Chciałbym się poradzić jak lepiej (łatwiej, niekoniecznie szybciej - szybko to sie pchły łapie ) wykuć taki grot:
Chodzi mi głównie o to czy te ostrza poprzeczne zgrzać z głównym (2 kawalki zgrzac ze sobą) czy jeden kawałek np. płaskownika rozciąc na 3 do pewnego momentu i rozkuć na boki? chyba że macie lepsze pomysły na wykucie tego grotu?
Chciałbym się poradzić jak lepiej (łatwiej, niekoniecznie szybciej - szybko to sie pchły łapie ) wykuć taki grot:
Chodzi mi głównie o to czy te ostrza poprzeczne zgrzać z głównym (2 kawalki zgrzac ze sobą) czy jeden kawałek np. płaskownika rozciąc na 3 do pewnego momentu i rozkuć na boki? chyba że macie lepsze pomysły na wykucie tego grotu?
What man is a man who does not make the world better?
yakiba, to ma być grot jumonji yari jak na zdjeciu tyle ze stępiony do walki w ruchu rycerskim więc nie musi byc tak odpicowany i robiony specjalnymi sposobami, chodziło mi bardziej o sposob zgrzania lub rozgiecia tych bocznych ostrzy i przy najblizszej okazji bede probował sposobu z rozginaniem.
What man is a man who does not make the world better?

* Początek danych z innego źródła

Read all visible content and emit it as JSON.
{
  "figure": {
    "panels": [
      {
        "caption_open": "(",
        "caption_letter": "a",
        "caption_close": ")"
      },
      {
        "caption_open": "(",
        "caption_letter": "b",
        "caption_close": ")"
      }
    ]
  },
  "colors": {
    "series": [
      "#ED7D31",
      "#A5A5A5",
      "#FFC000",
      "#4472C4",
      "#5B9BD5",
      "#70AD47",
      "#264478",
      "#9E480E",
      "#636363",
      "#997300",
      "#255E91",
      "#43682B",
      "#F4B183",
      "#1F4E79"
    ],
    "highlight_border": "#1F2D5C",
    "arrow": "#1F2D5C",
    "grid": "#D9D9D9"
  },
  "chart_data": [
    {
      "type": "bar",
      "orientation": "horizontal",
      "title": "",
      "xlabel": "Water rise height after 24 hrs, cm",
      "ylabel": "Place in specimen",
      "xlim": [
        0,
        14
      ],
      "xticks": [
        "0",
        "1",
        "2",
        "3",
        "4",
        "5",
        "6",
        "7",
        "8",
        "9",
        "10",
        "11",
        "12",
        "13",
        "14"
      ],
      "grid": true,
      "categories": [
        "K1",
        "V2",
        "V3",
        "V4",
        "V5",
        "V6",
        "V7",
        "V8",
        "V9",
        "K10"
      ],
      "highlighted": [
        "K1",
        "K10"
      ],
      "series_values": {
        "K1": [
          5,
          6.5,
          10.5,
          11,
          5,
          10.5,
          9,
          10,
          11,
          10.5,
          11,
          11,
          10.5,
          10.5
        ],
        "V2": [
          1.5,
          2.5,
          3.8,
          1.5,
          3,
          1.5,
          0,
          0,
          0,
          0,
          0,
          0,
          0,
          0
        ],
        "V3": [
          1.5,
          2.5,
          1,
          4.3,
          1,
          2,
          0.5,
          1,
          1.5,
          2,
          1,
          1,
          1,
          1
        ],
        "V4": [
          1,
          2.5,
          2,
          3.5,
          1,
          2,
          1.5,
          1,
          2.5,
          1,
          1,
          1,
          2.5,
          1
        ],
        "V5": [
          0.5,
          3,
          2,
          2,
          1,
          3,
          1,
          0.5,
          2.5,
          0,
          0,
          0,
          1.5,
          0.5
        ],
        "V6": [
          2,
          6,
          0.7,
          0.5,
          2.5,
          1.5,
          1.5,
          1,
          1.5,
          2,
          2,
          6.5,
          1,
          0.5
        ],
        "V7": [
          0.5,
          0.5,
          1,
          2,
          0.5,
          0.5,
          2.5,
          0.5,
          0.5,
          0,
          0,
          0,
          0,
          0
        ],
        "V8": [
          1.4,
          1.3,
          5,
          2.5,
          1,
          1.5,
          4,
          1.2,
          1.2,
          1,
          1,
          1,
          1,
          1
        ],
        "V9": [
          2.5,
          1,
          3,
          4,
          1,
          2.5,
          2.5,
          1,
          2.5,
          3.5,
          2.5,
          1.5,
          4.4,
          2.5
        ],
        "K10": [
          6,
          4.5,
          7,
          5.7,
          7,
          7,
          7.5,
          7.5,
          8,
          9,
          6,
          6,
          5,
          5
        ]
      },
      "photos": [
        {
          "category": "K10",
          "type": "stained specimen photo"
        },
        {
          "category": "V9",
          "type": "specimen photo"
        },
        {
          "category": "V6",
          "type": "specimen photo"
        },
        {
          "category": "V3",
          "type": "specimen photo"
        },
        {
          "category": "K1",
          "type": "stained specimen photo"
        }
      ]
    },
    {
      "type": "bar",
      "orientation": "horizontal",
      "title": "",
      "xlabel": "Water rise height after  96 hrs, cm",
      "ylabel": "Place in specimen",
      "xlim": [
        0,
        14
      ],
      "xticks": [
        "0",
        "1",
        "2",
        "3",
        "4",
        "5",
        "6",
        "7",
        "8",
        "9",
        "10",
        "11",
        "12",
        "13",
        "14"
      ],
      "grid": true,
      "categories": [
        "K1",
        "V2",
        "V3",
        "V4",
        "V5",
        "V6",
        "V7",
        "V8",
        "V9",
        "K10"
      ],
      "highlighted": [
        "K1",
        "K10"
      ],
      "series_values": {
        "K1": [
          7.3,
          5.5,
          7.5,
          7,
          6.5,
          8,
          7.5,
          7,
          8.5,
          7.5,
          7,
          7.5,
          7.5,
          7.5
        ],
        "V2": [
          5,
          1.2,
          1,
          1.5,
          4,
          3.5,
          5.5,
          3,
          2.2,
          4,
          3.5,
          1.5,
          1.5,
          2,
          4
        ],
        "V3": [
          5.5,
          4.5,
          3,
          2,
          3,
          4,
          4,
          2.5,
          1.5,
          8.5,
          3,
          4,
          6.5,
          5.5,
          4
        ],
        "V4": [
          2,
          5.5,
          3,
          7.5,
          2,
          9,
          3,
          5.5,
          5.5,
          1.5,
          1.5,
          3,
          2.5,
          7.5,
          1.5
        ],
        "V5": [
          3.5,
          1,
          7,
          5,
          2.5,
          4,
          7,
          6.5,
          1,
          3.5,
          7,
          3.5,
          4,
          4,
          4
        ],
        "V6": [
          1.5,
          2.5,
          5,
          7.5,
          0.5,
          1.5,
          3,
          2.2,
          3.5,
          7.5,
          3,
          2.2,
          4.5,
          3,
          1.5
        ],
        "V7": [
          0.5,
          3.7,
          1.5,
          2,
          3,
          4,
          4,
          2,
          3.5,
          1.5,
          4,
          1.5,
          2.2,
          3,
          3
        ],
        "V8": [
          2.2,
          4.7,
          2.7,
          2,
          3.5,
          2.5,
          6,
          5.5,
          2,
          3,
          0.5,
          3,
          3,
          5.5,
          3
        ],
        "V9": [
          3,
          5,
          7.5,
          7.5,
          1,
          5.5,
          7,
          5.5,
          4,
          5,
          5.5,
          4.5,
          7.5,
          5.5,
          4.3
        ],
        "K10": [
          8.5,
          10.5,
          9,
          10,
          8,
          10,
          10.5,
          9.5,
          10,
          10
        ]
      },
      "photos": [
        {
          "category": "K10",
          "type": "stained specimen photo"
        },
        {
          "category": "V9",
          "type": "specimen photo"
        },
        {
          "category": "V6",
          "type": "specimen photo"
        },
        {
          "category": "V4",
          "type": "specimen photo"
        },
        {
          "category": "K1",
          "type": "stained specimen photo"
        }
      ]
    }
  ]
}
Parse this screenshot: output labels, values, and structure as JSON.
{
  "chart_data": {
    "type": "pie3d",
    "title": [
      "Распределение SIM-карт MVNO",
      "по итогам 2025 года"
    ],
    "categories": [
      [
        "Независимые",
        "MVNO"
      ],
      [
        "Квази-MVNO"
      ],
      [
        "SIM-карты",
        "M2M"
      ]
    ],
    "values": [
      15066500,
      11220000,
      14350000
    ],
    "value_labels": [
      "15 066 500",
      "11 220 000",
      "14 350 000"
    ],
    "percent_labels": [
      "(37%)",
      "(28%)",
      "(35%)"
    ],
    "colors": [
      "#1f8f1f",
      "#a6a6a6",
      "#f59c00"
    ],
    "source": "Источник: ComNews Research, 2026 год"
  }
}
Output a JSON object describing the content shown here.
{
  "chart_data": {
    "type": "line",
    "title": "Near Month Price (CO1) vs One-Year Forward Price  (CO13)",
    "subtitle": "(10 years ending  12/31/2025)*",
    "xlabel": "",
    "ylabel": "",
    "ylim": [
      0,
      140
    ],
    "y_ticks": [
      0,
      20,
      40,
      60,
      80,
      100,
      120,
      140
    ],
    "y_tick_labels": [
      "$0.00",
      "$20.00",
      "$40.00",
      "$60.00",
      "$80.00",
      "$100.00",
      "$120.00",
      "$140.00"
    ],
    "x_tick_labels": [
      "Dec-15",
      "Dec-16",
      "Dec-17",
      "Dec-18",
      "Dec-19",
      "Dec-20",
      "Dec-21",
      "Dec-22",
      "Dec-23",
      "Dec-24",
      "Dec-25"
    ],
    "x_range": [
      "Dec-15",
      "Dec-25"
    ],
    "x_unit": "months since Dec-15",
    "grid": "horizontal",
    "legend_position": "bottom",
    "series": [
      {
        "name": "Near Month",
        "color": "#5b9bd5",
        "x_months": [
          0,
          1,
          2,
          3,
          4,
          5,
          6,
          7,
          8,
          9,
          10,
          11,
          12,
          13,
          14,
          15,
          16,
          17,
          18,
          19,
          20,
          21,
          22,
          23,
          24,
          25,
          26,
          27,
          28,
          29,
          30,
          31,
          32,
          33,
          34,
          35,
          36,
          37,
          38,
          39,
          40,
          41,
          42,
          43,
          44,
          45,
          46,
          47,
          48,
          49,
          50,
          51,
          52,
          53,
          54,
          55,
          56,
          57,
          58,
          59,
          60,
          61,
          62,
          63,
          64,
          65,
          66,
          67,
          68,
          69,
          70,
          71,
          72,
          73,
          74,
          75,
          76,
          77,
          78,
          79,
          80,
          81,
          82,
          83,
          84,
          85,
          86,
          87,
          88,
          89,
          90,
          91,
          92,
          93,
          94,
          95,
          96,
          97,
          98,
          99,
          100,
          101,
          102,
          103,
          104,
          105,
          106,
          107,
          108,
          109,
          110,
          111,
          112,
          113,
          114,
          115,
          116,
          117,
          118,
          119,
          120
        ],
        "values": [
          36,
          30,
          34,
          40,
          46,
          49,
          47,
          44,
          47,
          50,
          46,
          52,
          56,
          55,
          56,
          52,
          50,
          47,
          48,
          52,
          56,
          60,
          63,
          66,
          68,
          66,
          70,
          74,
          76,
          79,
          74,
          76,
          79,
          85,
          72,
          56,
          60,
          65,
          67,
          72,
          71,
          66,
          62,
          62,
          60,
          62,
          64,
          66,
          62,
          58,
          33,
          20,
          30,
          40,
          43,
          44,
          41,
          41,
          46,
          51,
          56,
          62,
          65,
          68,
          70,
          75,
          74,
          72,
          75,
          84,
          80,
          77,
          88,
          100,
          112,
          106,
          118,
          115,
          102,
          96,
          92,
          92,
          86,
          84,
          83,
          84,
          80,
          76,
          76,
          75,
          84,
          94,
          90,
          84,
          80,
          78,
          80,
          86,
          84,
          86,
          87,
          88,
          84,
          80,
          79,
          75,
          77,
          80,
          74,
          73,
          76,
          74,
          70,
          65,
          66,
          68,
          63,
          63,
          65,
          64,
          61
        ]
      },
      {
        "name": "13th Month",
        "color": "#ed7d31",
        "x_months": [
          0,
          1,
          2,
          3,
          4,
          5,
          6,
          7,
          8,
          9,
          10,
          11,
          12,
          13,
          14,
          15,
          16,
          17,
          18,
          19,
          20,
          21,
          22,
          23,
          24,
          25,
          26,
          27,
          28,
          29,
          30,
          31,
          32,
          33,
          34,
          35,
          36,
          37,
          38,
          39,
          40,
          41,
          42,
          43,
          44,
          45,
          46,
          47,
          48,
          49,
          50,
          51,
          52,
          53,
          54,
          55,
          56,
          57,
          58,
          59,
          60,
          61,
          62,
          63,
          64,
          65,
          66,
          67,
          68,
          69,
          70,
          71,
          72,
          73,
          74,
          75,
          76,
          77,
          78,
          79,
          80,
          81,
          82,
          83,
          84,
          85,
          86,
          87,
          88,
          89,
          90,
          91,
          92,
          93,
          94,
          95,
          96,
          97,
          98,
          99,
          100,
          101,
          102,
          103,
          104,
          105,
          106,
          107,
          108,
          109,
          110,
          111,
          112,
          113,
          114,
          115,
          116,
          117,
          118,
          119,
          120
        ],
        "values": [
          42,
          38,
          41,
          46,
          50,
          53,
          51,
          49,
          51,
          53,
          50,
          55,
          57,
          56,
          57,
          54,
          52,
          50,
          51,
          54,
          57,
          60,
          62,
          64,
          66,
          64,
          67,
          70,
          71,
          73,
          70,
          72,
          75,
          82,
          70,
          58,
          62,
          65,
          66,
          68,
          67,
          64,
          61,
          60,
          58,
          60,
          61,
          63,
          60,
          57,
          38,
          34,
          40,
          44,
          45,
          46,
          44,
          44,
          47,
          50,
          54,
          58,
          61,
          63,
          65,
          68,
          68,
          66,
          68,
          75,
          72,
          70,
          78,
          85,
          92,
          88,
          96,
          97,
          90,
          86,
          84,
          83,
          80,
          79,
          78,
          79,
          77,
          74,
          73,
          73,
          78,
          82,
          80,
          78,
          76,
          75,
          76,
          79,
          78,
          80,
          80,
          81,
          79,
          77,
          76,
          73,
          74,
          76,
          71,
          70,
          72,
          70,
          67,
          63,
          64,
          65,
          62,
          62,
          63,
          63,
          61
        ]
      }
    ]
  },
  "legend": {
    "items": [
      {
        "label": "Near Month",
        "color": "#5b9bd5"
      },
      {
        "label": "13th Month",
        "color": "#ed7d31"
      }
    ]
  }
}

Akurat zaczynasz od najtrudniejszej sztuki ale rozumiem - też mi się podoba, zwykłe yari najlepiej zacząć od nakago ale fragment miedzy nakago a ostrzem trudno wykuć z ręki zwłaszcza samemu.Tu wystarczy prosty przyrząd ale i samo ostrze ma zbyt duży kąt żeby bez babki to zrobić , no chyba ,że do walki wystarczy zrobić tak mniej więcej poprawnie. Też bym rozciął płaskownik ale taki co najmniej 10mm.A swoją drogą robiłem ostatnio oprawę do takiego ostrza. Ostrze zresztą bardzo ciekawe bo w kilku miejscach miało wstawki żelaza zakute na zimno w miejscach gdzie prawdopodobnie było rozlaminowanie. Własciwie bym tego nie zauważył ale ostrze było lekko podrdzewiałe i musiałem je doszlifować.